USDJPY, H4:
The USDJPY pair has achieved a notable bullish structural shift, breaking decisively above its prior downtrend channel—a development that establishes a new technical foundation favoring further upside potential. The subsequent retracement found firm support above the critical 61.8% Fibonacci retracement level, successfully defending the primary breakout zone and suggesting the broader bullish trajectory remains intact.
However, a significant divergence has emerged in momentum indicators, introducing caution into the near-term outlook. The Relative Strength Index (RSI) has retreated from overbought territory and is now consolidating near its mid-line, reflecting a clear loss of bullish momentum. Concurrently, the Moving Average Convergence Divergence (MACD) has generated a bearish death cross and continues to trend lower, signaling that near-term buying pressure has notably dissipated.
This creates a critical technical juncture. The bullish case rests on the confirmed channel breakout and successful Fibonacci support test, while the bearish argument draws from deteriorating momentum oscillators. The pair’s ability to hold above the 61.8% Fibonacci level is now paramount; a sustained break below this support would likely invalidate the breakout structure and signal a deeper corrective phase. Conversely, a rebound from this level that rejuvenates momentum indicators would reaffirm the bullish bias.
Resistance Levels: 157.60, 158.80
Support Levels: 154.35, 153.00

BTC, H4
Bitcoin’s recovery attempt from its October downtrend is showing signs of fatigue, encountering formidable resistance near the $94,650 level. The crypto has faced two consecutive rejections at this barrier, demonstrating a lack of sufficient buying momentum to achieve a decisive breakout.
Furthermore, the broader technical structure remains constrained, as BTC continues to trade beneath its primary long-term downtrend resistance line. This overarching ceiling has contained the price action throughout the corrective phase, and until it is conclusively broken, the near-term bias must still be considered bearish within the context of the larger downtrend.

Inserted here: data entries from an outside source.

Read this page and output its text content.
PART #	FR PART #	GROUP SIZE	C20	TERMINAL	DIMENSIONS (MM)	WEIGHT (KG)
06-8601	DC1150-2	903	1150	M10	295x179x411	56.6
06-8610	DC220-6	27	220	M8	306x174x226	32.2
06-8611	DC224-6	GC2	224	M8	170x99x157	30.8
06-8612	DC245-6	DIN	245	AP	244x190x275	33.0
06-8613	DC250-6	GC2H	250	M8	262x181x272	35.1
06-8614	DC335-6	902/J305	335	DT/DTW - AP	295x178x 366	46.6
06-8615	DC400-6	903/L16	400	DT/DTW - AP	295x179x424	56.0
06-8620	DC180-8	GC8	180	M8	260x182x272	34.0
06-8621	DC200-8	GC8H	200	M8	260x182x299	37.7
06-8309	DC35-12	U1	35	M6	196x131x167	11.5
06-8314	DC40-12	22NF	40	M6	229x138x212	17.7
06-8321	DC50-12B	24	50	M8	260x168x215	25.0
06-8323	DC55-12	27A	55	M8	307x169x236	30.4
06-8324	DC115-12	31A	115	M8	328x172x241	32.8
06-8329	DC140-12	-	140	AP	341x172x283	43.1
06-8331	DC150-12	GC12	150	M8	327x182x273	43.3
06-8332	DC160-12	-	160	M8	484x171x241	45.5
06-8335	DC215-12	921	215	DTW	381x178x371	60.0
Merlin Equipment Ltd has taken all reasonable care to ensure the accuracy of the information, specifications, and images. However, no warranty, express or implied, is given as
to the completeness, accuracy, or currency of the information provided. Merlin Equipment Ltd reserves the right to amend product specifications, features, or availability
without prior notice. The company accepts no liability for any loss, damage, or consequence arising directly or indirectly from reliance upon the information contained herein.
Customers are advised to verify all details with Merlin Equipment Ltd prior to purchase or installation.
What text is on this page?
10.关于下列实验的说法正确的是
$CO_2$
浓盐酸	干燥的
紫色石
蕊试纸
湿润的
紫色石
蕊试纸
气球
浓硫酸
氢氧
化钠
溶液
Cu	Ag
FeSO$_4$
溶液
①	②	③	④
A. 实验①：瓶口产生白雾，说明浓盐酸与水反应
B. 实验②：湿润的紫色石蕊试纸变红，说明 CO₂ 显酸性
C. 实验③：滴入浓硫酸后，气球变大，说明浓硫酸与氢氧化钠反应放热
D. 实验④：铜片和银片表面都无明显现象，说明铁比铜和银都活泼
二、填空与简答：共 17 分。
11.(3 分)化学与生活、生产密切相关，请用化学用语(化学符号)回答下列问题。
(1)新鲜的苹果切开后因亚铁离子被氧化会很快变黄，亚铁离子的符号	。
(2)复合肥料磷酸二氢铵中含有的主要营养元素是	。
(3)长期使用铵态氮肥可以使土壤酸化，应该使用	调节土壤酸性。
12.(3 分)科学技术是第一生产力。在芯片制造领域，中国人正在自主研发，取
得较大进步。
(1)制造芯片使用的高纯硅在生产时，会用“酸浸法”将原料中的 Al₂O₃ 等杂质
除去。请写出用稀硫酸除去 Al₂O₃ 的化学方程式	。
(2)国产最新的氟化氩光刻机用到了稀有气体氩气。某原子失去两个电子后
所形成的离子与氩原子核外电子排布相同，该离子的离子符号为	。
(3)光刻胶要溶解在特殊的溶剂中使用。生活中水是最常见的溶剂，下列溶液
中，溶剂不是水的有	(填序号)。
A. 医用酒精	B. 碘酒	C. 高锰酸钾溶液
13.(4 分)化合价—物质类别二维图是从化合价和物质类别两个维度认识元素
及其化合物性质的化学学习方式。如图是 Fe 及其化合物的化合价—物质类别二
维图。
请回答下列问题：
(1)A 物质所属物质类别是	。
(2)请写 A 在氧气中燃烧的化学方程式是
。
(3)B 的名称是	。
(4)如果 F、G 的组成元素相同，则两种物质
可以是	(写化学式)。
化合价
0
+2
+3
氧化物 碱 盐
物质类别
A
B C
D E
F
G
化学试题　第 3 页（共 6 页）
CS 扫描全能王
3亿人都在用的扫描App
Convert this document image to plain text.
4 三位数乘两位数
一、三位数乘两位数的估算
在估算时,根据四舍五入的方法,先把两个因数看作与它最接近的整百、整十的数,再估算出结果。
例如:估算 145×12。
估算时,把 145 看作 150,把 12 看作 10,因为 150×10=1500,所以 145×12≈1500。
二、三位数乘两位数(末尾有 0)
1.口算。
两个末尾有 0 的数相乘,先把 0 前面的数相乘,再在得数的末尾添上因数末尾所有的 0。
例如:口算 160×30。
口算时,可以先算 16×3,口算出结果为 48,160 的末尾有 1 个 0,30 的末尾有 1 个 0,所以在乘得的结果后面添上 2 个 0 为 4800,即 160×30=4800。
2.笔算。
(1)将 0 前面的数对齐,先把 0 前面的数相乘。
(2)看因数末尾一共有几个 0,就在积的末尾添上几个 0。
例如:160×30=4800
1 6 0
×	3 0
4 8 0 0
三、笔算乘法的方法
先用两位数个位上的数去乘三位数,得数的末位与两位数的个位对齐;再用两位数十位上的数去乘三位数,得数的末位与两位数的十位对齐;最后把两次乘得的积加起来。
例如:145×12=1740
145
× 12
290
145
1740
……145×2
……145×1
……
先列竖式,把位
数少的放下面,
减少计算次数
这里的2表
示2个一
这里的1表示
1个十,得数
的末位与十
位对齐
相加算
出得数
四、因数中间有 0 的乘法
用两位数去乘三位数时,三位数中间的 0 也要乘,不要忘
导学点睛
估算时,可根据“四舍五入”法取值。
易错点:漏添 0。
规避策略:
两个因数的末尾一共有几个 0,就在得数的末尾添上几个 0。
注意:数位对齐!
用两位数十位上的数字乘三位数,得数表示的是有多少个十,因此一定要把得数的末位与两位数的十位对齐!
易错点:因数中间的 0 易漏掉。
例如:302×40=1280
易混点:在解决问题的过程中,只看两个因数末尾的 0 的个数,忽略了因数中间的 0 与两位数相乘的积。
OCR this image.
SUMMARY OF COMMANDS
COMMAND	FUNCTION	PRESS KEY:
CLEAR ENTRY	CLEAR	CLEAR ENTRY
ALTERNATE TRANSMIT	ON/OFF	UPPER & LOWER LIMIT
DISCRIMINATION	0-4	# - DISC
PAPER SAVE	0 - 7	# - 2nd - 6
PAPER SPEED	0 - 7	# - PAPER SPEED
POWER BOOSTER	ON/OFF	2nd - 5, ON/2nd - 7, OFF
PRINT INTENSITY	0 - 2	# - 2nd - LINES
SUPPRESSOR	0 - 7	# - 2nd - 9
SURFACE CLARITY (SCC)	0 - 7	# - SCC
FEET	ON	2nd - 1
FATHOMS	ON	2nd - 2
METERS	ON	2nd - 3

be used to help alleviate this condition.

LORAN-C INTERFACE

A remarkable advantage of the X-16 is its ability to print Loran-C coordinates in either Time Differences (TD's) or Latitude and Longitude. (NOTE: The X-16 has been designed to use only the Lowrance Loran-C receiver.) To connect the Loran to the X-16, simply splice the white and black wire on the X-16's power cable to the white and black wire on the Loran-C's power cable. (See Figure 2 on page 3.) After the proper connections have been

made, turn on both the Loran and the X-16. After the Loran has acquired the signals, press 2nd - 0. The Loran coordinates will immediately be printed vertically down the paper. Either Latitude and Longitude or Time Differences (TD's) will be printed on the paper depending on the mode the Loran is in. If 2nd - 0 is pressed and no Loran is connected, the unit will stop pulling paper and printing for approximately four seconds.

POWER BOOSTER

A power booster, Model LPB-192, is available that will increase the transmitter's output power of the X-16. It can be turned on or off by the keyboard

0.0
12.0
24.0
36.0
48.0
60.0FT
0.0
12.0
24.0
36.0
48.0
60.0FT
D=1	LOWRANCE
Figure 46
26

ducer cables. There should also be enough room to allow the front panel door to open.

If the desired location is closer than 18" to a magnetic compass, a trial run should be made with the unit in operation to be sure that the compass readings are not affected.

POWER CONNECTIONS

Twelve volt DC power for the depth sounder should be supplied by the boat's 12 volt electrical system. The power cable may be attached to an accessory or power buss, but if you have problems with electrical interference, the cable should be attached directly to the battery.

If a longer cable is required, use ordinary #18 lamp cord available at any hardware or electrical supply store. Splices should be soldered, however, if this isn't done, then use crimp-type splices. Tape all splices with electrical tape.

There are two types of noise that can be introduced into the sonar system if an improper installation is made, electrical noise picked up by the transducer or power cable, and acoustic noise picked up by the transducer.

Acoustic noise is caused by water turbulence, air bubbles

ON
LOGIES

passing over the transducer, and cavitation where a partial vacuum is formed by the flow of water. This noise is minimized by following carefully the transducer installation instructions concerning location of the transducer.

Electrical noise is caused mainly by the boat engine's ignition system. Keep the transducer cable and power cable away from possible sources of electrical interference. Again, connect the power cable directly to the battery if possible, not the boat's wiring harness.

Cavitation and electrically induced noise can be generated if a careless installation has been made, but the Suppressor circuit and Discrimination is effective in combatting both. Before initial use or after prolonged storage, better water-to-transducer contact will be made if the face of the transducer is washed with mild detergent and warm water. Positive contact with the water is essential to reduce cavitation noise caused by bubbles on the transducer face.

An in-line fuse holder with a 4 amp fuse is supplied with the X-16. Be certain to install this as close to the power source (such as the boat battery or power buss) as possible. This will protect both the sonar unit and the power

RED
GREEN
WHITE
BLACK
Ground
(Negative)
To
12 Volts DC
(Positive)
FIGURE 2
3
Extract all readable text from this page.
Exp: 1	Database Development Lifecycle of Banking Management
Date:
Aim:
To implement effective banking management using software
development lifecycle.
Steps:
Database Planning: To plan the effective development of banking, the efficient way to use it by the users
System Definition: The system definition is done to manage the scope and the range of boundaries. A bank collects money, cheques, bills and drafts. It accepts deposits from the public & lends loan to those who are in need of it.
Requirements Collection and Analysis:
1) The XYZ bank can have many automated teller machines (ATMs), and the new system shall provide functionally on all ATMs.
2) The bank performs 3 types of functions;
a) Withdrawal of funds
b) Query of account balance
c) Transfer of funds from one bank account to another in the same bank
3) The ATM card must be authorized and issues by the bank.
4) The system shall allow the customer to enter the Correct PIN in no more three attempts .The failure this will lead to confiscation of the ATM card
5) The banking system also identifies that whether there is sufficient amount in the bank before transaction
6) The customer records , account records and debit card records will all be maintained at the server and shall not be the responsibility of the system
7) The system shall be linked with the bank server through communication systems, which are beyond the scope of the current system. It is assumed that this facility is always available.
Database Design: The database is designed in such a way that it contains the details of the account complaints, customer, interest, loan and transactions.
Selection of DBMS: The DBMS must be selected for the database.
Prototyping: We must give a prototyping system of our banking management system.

Momentum indicators present a conflicted picture. The Relative Strength Index (RSI) is hovering near its mid-point, offering no strong directional bias and reflecting a current equilibrium between buyers and sellers. In contrast, the Moving Average Convergence Divergence (MACD) is exhibiting a constructive pattern of higher lows, suggesting underlying selling pressure may be gradually abating. This divergence between indicators adds to the current market uncertainty.